When starved of nutrients, some bacteria can survive by going into a deep sleep or 'zombie' mode, scientists have discovered – and it could help us learn more about how to treat infections in the future.

To be clear, that's zombie, as in almost dead and with natural functions shut down, not zombie as in feasting on the flesh of the living.

This never-before-seen survival strategy has been named oligotrophic (or 'nutrient poor') growth. All the processes in the single-celled organisms slow right down to an extremely low level, until more favourable conditions come back.

The researchers behind the study used the non-pathogenic bacteria Bacillus subtilis, and in particular a variety that couldn't form a protective coating called endospores – that's the other survival trick bacteria often use, surrounding themselves in this 'shield' and basically shutting down when harsh conditions are encountered.

Inside the endospore, the bacteria are in what's known as a 'dormant state'.

But in this latest experiment, the researchers found that when the bacteria were starved of nutrients, they couldn't retreat to their dormant state.
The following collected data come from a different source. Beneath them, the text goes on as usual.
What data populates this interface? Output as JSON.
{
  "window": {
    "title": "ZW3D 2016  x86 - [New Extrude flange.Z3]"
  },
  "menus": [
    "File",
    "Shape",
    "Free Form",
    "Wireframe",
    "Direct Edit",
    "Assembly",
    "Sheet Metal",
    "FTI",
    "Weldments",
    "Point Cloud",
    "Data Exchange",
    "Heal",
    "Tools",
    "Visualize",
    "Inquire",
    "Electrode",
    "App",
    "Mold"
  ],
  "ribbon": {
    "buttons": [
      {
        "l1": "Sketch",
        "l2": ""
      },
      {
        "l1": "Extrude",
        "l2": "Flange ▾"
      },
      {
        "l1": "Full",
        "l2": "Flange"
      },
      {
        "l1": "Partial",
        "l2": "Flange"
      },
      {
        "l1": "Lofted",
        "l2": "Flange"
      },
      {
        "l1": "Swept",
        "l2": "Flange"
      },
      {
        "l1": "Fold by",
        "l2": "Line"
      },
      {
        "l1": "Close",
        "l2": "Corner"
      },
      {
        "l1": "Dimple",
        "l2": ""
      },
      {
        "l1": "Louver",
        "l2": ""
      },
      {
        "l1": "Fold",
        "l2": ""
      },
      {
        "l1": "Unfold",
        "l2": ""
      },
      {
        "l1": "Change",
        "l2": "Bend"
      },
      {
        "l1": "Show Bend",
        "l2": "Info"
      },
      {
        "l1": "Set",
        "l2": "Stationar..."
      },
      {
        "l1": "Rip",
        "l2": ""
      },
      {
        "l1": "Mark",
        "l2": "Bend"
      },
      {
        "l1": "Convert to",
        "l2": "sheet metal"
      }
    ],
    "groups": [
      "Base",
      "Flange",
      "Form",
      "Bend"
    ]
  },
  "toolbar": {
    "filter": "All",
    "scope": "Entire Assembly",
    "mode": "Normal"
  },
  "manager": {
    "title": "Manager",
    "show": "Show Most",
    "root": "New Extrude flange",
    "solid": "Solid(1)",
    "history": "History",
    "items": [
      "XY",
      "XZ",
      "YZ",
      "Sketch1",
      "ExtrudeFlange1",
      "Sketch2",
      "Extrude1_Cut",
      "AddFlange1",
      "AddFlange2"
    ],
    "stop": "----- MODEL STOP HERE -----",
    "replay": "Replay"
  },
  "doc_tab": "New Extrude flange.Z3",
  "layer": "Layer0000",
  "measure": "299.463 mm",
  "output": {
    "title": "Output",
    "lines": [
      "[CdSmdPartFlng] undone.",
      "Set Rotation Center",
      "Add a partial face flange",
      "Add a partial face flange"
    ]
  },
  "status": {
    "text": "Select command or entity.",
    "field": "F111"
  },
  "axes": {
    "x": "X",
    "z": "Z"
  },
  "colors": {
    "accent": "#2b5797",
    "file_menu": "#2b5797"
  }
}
But they also weren't active, so something else must have been occurring.

"We show that these starved cells are not dormant but are growing and dividing," said the team in their paper, albeit it very slowly.

The distinction from the endospore or dormant state is crucial: the bacteria continued to divide when in the new oligotrophic growth state, albeit about a hundred times slower than usual, which doesn't happen with endospores.

"We saw clear differences between the active state, the dormant state and this state," says lead researcher Leendert Hamoen, from the University of Amsterdam in the Netherlands. "Normally, Bacillus is rod-shaped; but the starved bacteria shrank until they were almost spherical."

"All kinds of processes that are normally active in the bacterium were altered. But they did not stop completely, as happens when the bacterium retreats to a spore in a dormant state."

Forming endospores also takes up a lot of energy for the bacteria, so much so that they can't always recover or 'wake up' properly. It seems the bacteria can actually bounce back from this new zombie state more easily – potentially returning after a dose of antibiotics has apparently seen them off.

Scientists are currently in a race to find new solutions for fighting bugs that have become resistant to our best antibiotics, something this latest research could help with.

It remains to be seen exactly how and why bacteria use this special zombie state, but future studies should be able to give us some answers.

The next challenge is to see whether oligotrophic growth can happen in other types of bacteria too. These microorganisms may be only made up of a single cell, but they continue to surprise scientists with the sort of complex tricks they're capable of.

"The big question now is: do bacteria other than Bacillus know this trick too?" says Hamoen. "If so, this fundamentally changes our outlook on bacteria. Apparently, they do not always have to form spores to survive."

"If more bacteria are found to be able to switch to this state, it will throw a whole new light on, among other things, how bacteria can escape antibiotics."

The research has been published in Nature Communications.